MILWAUKEE — Every time Justin Steele takes the mound the rest of the season, he’ll be resetting his new career high in innings pitched.
His 5 1/3 frames to start the Cubs’ 4-3 win over the Brewers on Friday brought his total up to 119 this season, far above his former pro-ball-high of 98 2/3 in 2017. In the old days, that wouldn’t even be approaching the total of starters who managed to stay healthy over a full season. Heck, it was only eight years ago that 34 different pitchers reached 200 innings (with two more one out away), a total Steele couldn’t reach even if he pitched all nine innings every fifth game the rest of the way.
But in 2022, a season that was affected by a 99-day lockout that pushed the start of spring training to mid-March, teams have been mindful of the workloads of their pitchers — especially the ones still finding their footing in the big leagues.
That’s true for the Cubs as well. They’ve been monitoring the innings of both Steele and Keegan Thompson, their impressive second-year pitchers with a ton of potential. In their rookie seasons, neither of them threw more than 57 innings. Both have long since surpassed that mark, and as they moved into the last couple months of the year, the coaching staff grew even more cognizant of monitoring their health.
“Now it’s about, ‘Hey, let’s finish strong, let’s find out how we can finish strong,'” assistant pitching coach Daniel Moskos said this week. “‘Do we need to dial back what you do in the weight room, dial back what you do in conditioning so that we can be ready every fifth day, so that you can take the ball and feel fresh every fifth day?’ It’s definitely more geared towards that now than it is trying to boost performance. It’s, let’s sustain performance, let’s finish strong and let’s absolutely listen to what their bodies and arms are telling them.
“That’s been the message for this last month and a half, two months, whatever it is. It’s, ‘Hey, over-communicate with us. Tell us exactly how you’re feeling. We’ll figure out a way to get through these games, we’ll find a way to piece it together, but we can’t put you in harm’s way, so don’t let us do that.'”
As much as the staff has tried to be aware of their health, the grind of the season seems to be catching up to the young arms.

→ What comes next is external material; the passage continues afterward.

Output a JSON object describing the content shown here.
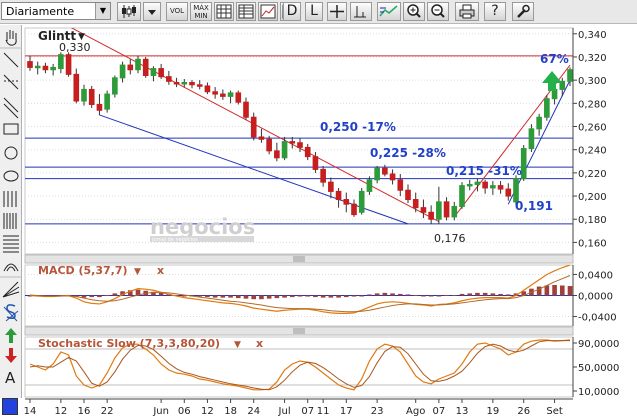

The first domino fell last weekend when Thompson was placed on the 15-day injured list with low back tightness. And on Friday, Steele was pulled from the game one batter into the sixth inning with the same ailment.
Steele said his back tightened up after his last warmup pitch before the bottom of the sixth. He was able to induce a flyout from Hunter Renfroe to start the frame, but the coaching staff sensed some discomfort. Manager David Ross and a member of the Cubs training staff went out to check on Steele, and the decision was made to take him out.
“The coaches could tell something was going on,” Steele said. “They came out, we were talking and stuff. They were like, ‘This is probably your last hitter regardless,’ so it just made sense to go ahead and come out.”
Steele and Ross both downplayed the severity of the injury postgame. Ross said the team’s trainers were able to loosen up Steele’s back some once he exited the game, and he considers Steele day to day. It’s too early to tell if an IL placement is necessary, and the Cubs will wait and see how Steele feels Saturday before coming to any conclusions.
“I don’t think he’s concerned, I don’t think the trainers are concerned,” Ross said, “but obviously, we’ll look big picture and make sure we keep an eye on the present and the future in all the decisions we make.”
In Steele’s case, that’s how it should be.
Whether the Cubs place him on the IL or they have him skip a start or they feel he’ll be ready to go for his next turn through the rotation, every decision they make moving forward has to come in the best interest of keeping him healthy.
Again, he’s still learning how to be a starter at this level. He’s figuring out how to keep his body in shape for the grind of a 162-game season.
Missing any time right now would take away some development opportunities, yes. But on the other hand, isn’t there value in making sure that, once this low back tightness is behind him, nothing else stops him from pitching every fifth day moving forward?
“I think knowing what that task feels like, there’s an accomplishment aspect to that,” said Ross pregame of Steele making it through the season.” … Then, when you kind of reassess, you start a new season, you realize, ‘OK, spring training for me is to prepare for this marathon that we’re gonna have,’ not, ‘I’m gonna come in and throw my first bullpen as hard as I can, because I want to impress the coaches.’
“We talk about that in spring, but those things that we do in spring is to prep the body, to prep the mind, to get physically acclimated to moving the right way, having the at-bats, get our timing down so we can go through this long season and hopefully get into the playoffs and win the World Series. I think it is important to get that finish line.”
As it stands for both Steele and Thompson, recovering from their back tightness is the priority. Then, the staff will help them move toward the end of the regular season.
Thompson’s injury required a stint on the IL. Steele’s may or may not. Either way, the goal has to be making sure those young pitchers make it through the year and go into the offseason fully healthy.
“We don’t want to use the offseason to recover from an injury,” Moskos said. “We want to use it to be able to attack some developmental objectives, so that they’re better heading into spring training next year. Health is the most important [thing]. As they say, the best ability is availability in this game. That’s where it’s at for me.”